Data Size Questions - influx much bigger than raw data

Hi everyone,

My InfluxDB 1.8 is running well since one year (with Grafana on top). I don’t have set any retention policy (except default autogen=infinite). I inject the data from CSV files on a daily basis.

But now my hard drive is getting full. The weird thing is, influxdb’s folder became huge, something like 9x the size of the row data (csv-files). Why is it like this?

Now the HD is quite full, up to 88%, and I really need to do something! Sure I could add some retention policies, but actually it should be fine now if influx’s data size ~ raw data size.

Why is influx’s data size so big compared to the raw data file? is there a kind of versioning or something similar? How can I prevent influxdb to grow crazy like this?

Thank you so much for any advice,

all the best,
Vince

Hello @vince,
Can you tell me about your schema design?
What does the CSV data you’re writing look like?

Hello @Anaisdg,

thank you for your reply!
I inject 2 CSV-files with influx’s python client. Each one has a 1s resolution and is a representation of the day (one file per day). One has a size of ~80mb and the other the size of ~150mb. So I inject ~ 230mb every night, at 5 AM.

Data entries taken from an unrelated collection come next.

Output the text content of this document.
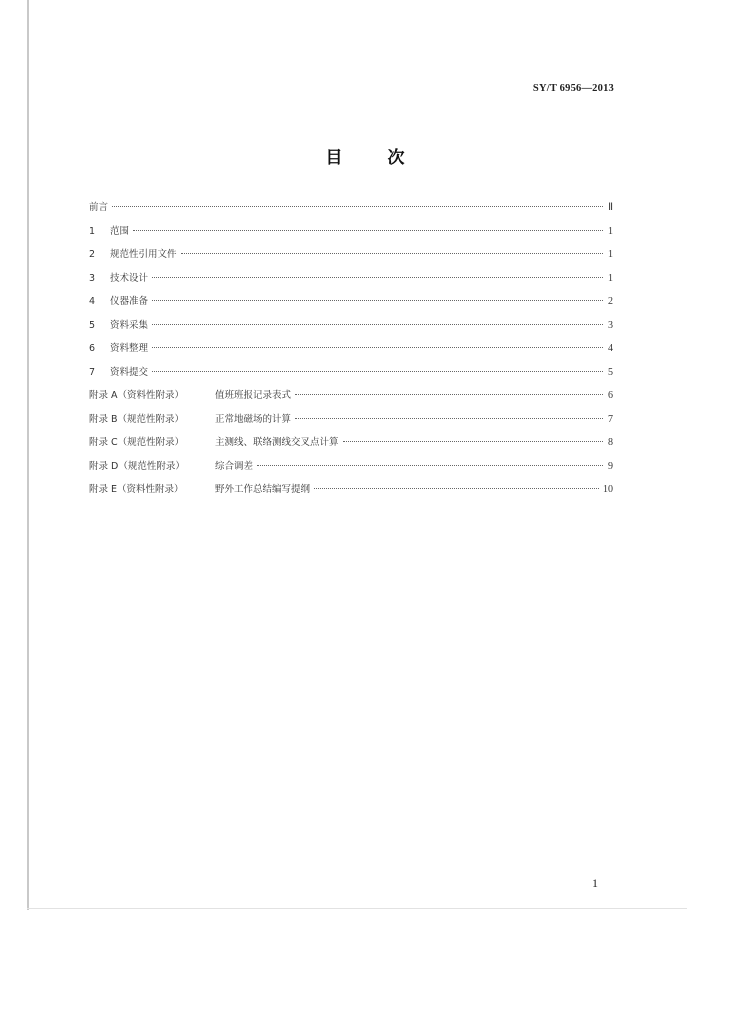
SY/T 6956—2013
目	次
前言	Ⅱ
1 范围	1
2 规范性引用文件	1
3 技术设计	1
4 仪器准备	2
5 资料采集	3
6 资料整理	4
7 资料提交	5
附录 A（资料性附录）	值班班报记录表式	6
附录 B（规范性附录）	正常地磁场的计算	7
附录 C（规范性附录）	主测线、联络测线交叉点计算	8
附录 D（规范性附录）	综合调差	9
附录 E（资料性附录）	野外工作总结编写提纲	10
1
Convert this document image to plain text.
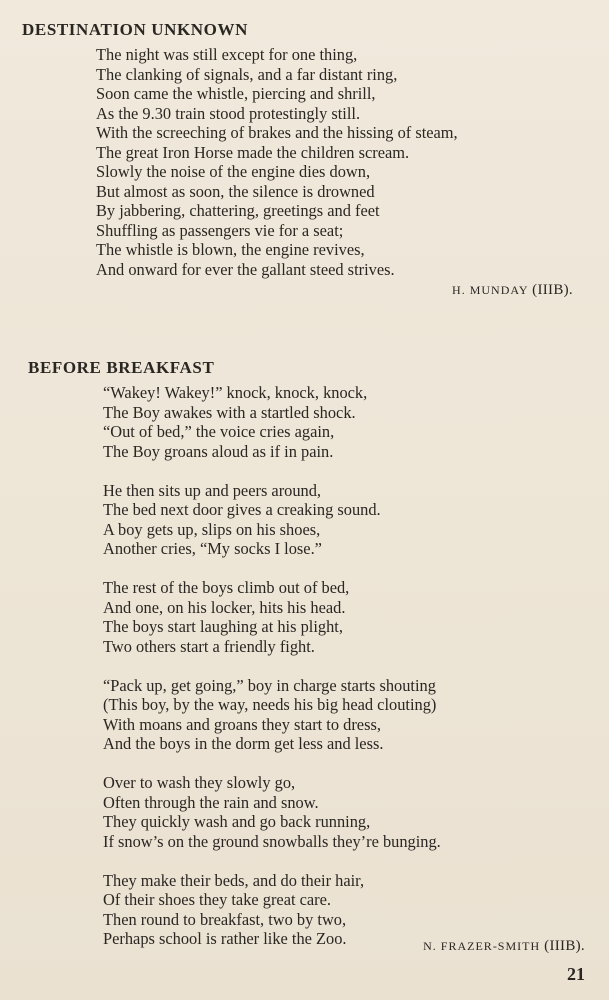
DESTINATION UNKNOWN
The night was still except for one thing,
The clanking of signals, and a far distant ring,
Soon came the whistle, piercing and shrill,
As the 9.30 train stood protestingly still.
With the screeching of brakes and the hissing of steam,
The great Iron Horse made the children scream.
Slowly the noise of the engine dies down,
But almost as soon, the silence is drowned
By jabbering, chattering, greetings and feet
Shuffling as passengers vie for a seat;
The whistle is blown, the engine revives,
And onward for ever the gallant steed strives.
H. MUNDAY (IIIB).
BEFORE BREAKFAST
“Wakey! Wakey!” knock, knock, knock,
The Boy awakes with a startled shock.
“Out of bed,” the voice cries again,
The Boy groans aloud as if in pain.
He then sits up and peers around,
The bed next door gives a creaking sound.
A boy gets up, slips on his shoes,
Another cries, “My socks I lose.”
The rest of the boys climb out of bed,
And one, on his locker, hits his head.
The boys start laughing at his plight,
Two others start a friendly fight.
“Pack up, get going,” boy in charge starts shouting
(This boy, by the way, needs his big head clouting)
With moans and groans they start to dress,
And the boys in the dorm get less and less.
Over to wash they slowly go,
Often through the rain and snow.
They quickly wash and go back running,
If snow’s on the ground snowballs they’re bunging.
They make their beds, and do their hair,
Of their shoes they take great care.
Then round to breakfast, two by two,
Perhaps school is rather like the Zoo.	N. FRAZER-SMITH (IIIB).
21
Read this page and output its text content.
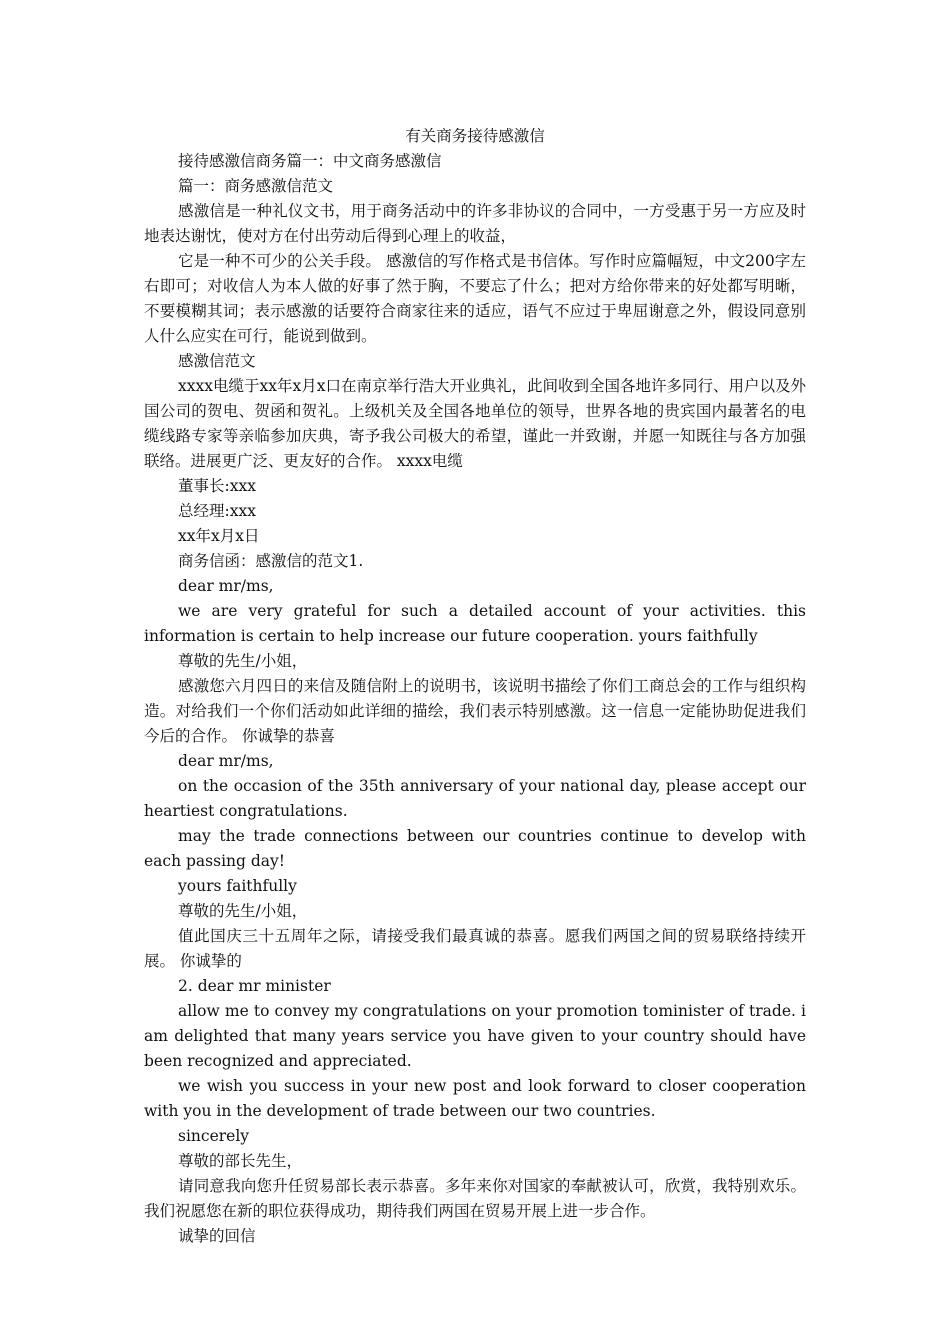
有关商务接待感激信

接待感激信商务篇一：中文商务感激信

篇一：商务感激信范文

感激信是一种礼仪文书，用于商务活动中的许多非协议的合同中，一方受惠于另一方应及时地表达谢忱，使对方在付出劳动后得到心理上的收益，

它是一种不可少的公关手段。 感激信的写作格式是书信体。写作时应篇幅短，中文200字左右即可；对收信人为本人做的好事了然于胸，不要忘了什么；把对方给你带来的好处都写明晰，不要模糊其词；表示感激的话要符合商家往来的适应，语气不应过于卑屈谢意之外，假设同意别人什么应实在可行，能说到做到。

感激信范文

xxxx电缆于xx年x月x口在南京举行浩大开业典礼，此间收到全国各地许多同行、用户以及外国公司的贺电、贺函和贺礼。上级机关及全国各地单位的领导，世界各地的贵宾国内最著名的电缆线路专家等亲临参加庆典，寄予我公司极大的希望，谨此一并致谢，并愿一知既往与各方加强联络。进展更广泛、更友好的合作。 xxxx电缆

董事长:xxx

总经理:xxx

xx年x月x日

商务信函：感激信的范文1.

dear mr/ms,

we are very grateful for such a detailed account of your activities. this information is certain to help increase our future cooperation. yours faithfully

尊敬的先生/小姐，

感激您六月四日的来信及随信附上的说明书，该说明书描绘了你们工商总会的工作与组织构造。对给我们一个你们活动如此详细的描绘，我们表示特别感激。这一信息一定能协助促进我们今后的合作。 你诚挚的恭喜

dear mr/ms,

on the occasion of the 35th anniversary of your national day, please accept our heartiest congratulations.

may the trade connections between our countries continue to develop with each passing day!

yours faithfully

尊敬的先生/小姐，

值此国庆三十五周年之际，请接受我们最真诚的恭喜。愿我们两国之间的贸易联络持续开展。 你诚挚的

2. dear mr minister

allow me to convey my congratulations on your promotion tominister of trade. i am delighted that many years service you have given to your country should have been recognized and appreciated.

we wish you success in your new post and look forward to closer cooperation with you in the development of trade between our two countries.

sincerely

尊敬的部长先生，

请同意我向您升任贸易部长表示恭喜。多年来你对国家的奉献被认可，欣赏，我特别欢乐。我们祝愿您在新的职位获得成功，期待我们两国在贸易开展上进一步合作。

诚挚的回信
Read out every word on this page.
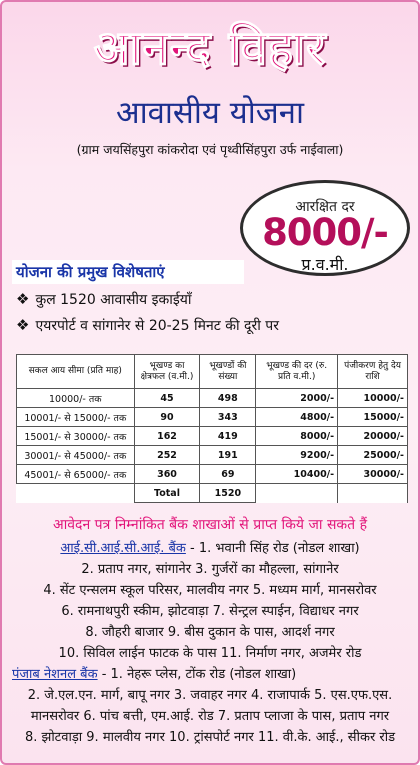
आनन्द विहार
आवासीय योजना
(ग्राम जयसिंहपुरा कांकरोदा एवं पृथ्वीसिंहपुरा उर्फ नाईवाला)
आरक्षित दर
8000/-
प्र.व.मी.
योजना की प्रमुख विशेषताएं
❖ कुल 1520 आवासीय इकाईयाँ
❖ एयरपोर्ट व सांगानेर से 20-25 मिनट की दूरी पर
सकल आय सीमा (प्रति माह)	भूखण्ड का क्षेत्रफल (व.मी.)	भूखण्डों की संख्या	भूखण्ड की दर (रु. प्रति व.मी.)	पंजीकरण हेतु देय राशि
10000/- तक	45	498	2000/-	10000/-
10001/- से 15000/- तक	90	343	4800/-	15000/-
15001/- से 30000/- तक	162	419	8000/-	20000/-
30001/- से 45000/- तक	252	191	9200/-	25000/-
45001/- से 65000/- तक	360	69	10400/-	30000/-
	Total	1520		
आवेदन पत्र निम्नांकित बैंक शाखाओं से प्राप्त किये जा सकते हैं
आई.सी.आई.सी.आई. बैंक - 1. भवानी सिंह रोड (नोडल शाखा)
2. प्रताप नगर, सांगानेर 3. गुर्जरों का मौहल्ला, सांगानेर
4. सेंट एन्सलम स्कूल परिसर, मालवीय नगर 5. मध्यम मार्ग, मानसरोवर
6. रामनाथपुरी स्कीम, झोटवाड़ा 7. सेन्ट्रल स्पाईन, विद्याधर नगर
8. जौहरी बाजार 9. बीस दुकान के पास, आदर्श नगर
10. सिविल लाईन फाटक के पास 11. निर्माण नगर, अजमेर रोड
पंजाब नेशनल बैंक - 1. नेहरू प्लेस, टोंक रोड (नोडल शाखा)
2. जे.एल.एन. मार्ग, बापू नगर 3. जवाहर नगर 4. राजापार्क 5. एस.एफ.एस.
मानसरोवर 6. पांच बत्ती, एम.आई. रोड 7. प्रताप प्लाजा के पास, प्रताप नगर
8. झोटवाड़ा 9. मालवीय नगर 10. ट्रांसपोर्ट नगर 11. वी.के. आई., सीकर रोड
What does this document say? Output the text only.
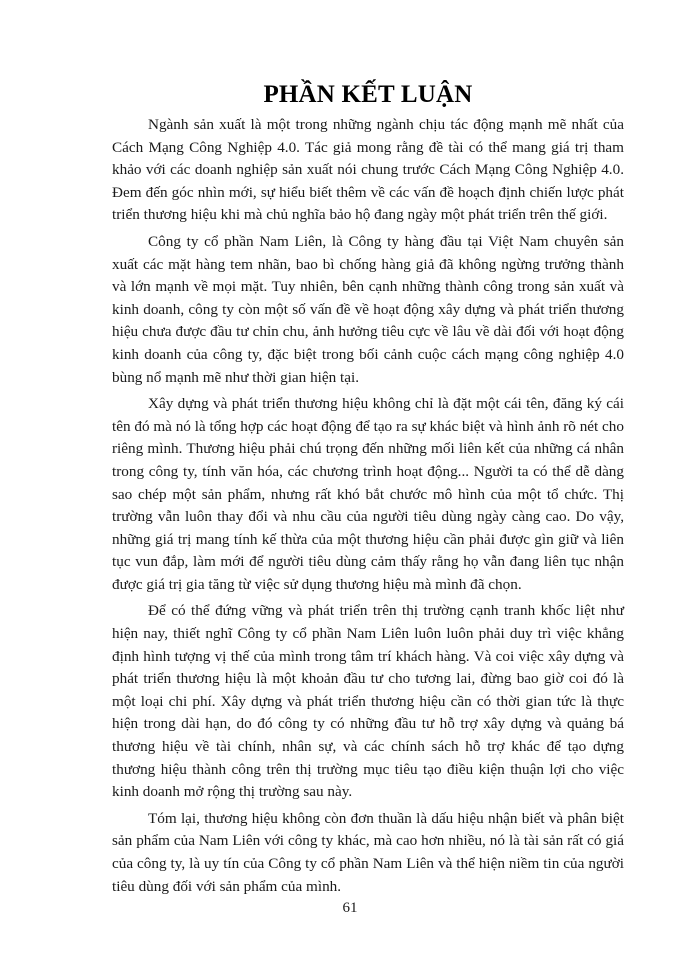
PHẦN KẾT LUẬN

Ngành sản xuất là một trong những ngành chịu tác động mạnh mẽ nhất của Cách Mạng Công Nghiệp 4.0. Tác giả mong rằng đề tài có thể mang giá trị tham khảo với các doanh nghiệp sản xuất nói chung trước Cách Mạng Công Nghiệp 4.0. Đem đến góc nhìn mới, sự hiểu biết thêm về các vấn đề hoạch định chiến lược phát triển thương hiệu khi mà chủ nghĩa bảo hộ đang ngày một phát triển trên thế giới.

Công ty cổ phần Nam Liên, là Công ty hàng đầu tại Việt Nam chuyên sản xuất các mặt hàng tem nhãn, bao bì chống hàng giả đã không ngừng trưởng thành và lớn mạnh về mọi mặt. Tuy nhiên, bên cạnh những thành công trong sản xuất và kinh doanh, công ty còn một số vấn đề về hoạt động xây dựng và phát triển thương hiệu chưa được đầu tư chỉn chu, ảnh hưởng tiêu cực về lâu về dài đối với hoạt động kinh doanh của công ty, đặc biệt trong bối cảnh cuộc cách mạng công nghiệp 4.0 bùng nổ mạnh mẽ như thời gian hiện tại.

Xây dựng và phát triển thương hiệu không chỉ là đặt một cái tên, đăng ký cái tên đó mà nó là tổng hợp các hoạt động để tạo ra sự khác biệt và hình ảnh rõ nét cho riêng mình. Thương hiệu phải chú trọng đến những mối liên kết của những cá nhân trong công ty, tính văn hóa, các chương trình hoạt động... Người ta có thể dễ dàng sao chép một sản phẩm, nhưng rất khó bắt chước mô hình của một tổ chức. Thị trường vẫn luôn thay đổi và nhu cầu của người tiêu dùng ngày càng cao. Do vậy, những giá trị mang tính kế thừa của một thương hiệu cần phải được gìn giữ và liên tục vun đắp, làm mới để người tiêu dùng cảm thấy rằng họ vẫn đang liên tục nhận được giá trị gia tăng từ việc sử dụng thương hiệu mà mình đã chọn.

Để có thể đứng vững và phát triển trên thị trường cạnh tranh khốc liệt như hiện nay, thiết nghĩ Công ty cổ phần Nam Liên luôn luôn phải duy trì việc khẳng định hình tượng vị thế của mình trong tâm trí khách hàng. Và coi việc xây dựng và phát triển thương hiệu là một khoản đầu tư cho tương lai, đừng bao giờ coi đó là một loại chi phí. Xây dựng và phát triển thương hiệu cần có thời gian tức là thực hiện trong dài hạn, do đó công ty có những đầu tư hỗ trợ xây dựng và quảng bá thương hiệu về tài chính, nhân sự, và các chính sách hỗ trợ khác để tạo dựng thương hiệu thành công trên thị trường mục tiêu tạo điều kiện thuận lợi cho việc kinh doanh mở rộng thị trường sau này.

Tóm lại, thương hiệu không còn đơn thuần là dấu hiệu nhận biết và phân biệt sản phẩm của Nam Liên với công ty khác, mà cao hơn nhiều, nó là tài sản rất có giá của công ty, là uy tín của Công ty cổ phần Nam Liên và thể hiện niềm tin của người tiêu dùng đối với sản phẩm của mình.

61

The whole thing is really weird. Here a graph with the CPU load and the HD used space:

At 5 AM, the CPU is running the injection but the HD size doesn’t change (yellow circles)
At 9 AM (why?), the CPU is running again (why?) and the HD size changes by 55 GB (!) (red circles)

And this happens every day, so I’m running out of space in a couple of days :grimacing:

This is how I inject the data:
client.write_points(df, 'my_measurement', protocol='line', batch_size=3000)

Thank you very much for any advice!
All the best,

Vince

Hello @vince,
Does your DataFrame have timestamps? If it doesn’t, it’s possible you’re writing duplicate points.
Have you loaded data into InfluxDB from sources other than the CSV?
If your DataFrame has timestamps and the only data you’ve loaded into InfluxDB is from that CSV I’d suspect something in InfluxDB isn’t working right, like a cache never being cleared or temporary files not being deleted, maybe even something odd with the tsm engine causing it to use much bigger files than needed.

What does your schema look like from that CSV? How many tags and fields?

Hello @Anaisdg ,

yes, my csv files have timestamps.
I do collect some more data from telegraph but I inject them into another (influx)database, and this db is absolutely fine. Only the CSV_DB is growing like crazy.
So I would guess the same as you said with the cache or the temporary files. I had a look to the file structure of influx, and in data/CSV_DB/autogen/number/, I can see A LOT of ‘.tmp’ folders. And this is inside each number folder similar. Here a pic:

Each .tmp folder’s size is really close to the .tsm file size (~230mb, and actually really close to the raw data).

Is this a normal structure? what about these .tmp files? should they remain like this or should tey be deleted?

fyi: I’ve got 2 separated daily csv files series, which I inject into 2 different measurements.

  1. ~60 fields with 1s resolution
  2. ~150 fields with 1s resolution

fyi2: I do a portable backup every night. Could this cause any temp/cache problems? I found this, and it looks really similar (except I’m on Linux): During backup, the tmp file is not deleted. · Issue #20732 · influxdata/influxdb · GitHub

fyi3: yesterday I stopped the automatic (nightly) injection of the CSV files. Nothing happened overnight, the database didn’t change its size. l also triggered the injection manually at 1 PM and… 4.5h later, the HD usage got 55GB more data (exactly the same behaviour as nightly). So the CSV injection is definitely related to the problem.

All the best,
Vince

Hello @Anaisdg ,

The problem seems to be the partable backup not deleating the .tmp folders.

I found the solution here: Running influxd.exe backup -portable leaves <x>.tmp folders in data directory on Windows · Issue #16289 · influxdata/influxdb · GitHub
Restarting Influx cleaned up all .tmp folders.

I’ll upgrade from 1.8.0 to 1.8.9 (in the ubuntu repos) and hope this will work without periodically restart.

UPDATE: I upgraded to 1.8.9 but got a starting script issue which I could solve with this thread: Influxdb 1.8.7 will not start - #38 by vince

I hope this will do the job now deleting the .tmp folders without restarting influx. @Anaisdg thank you very much for you help!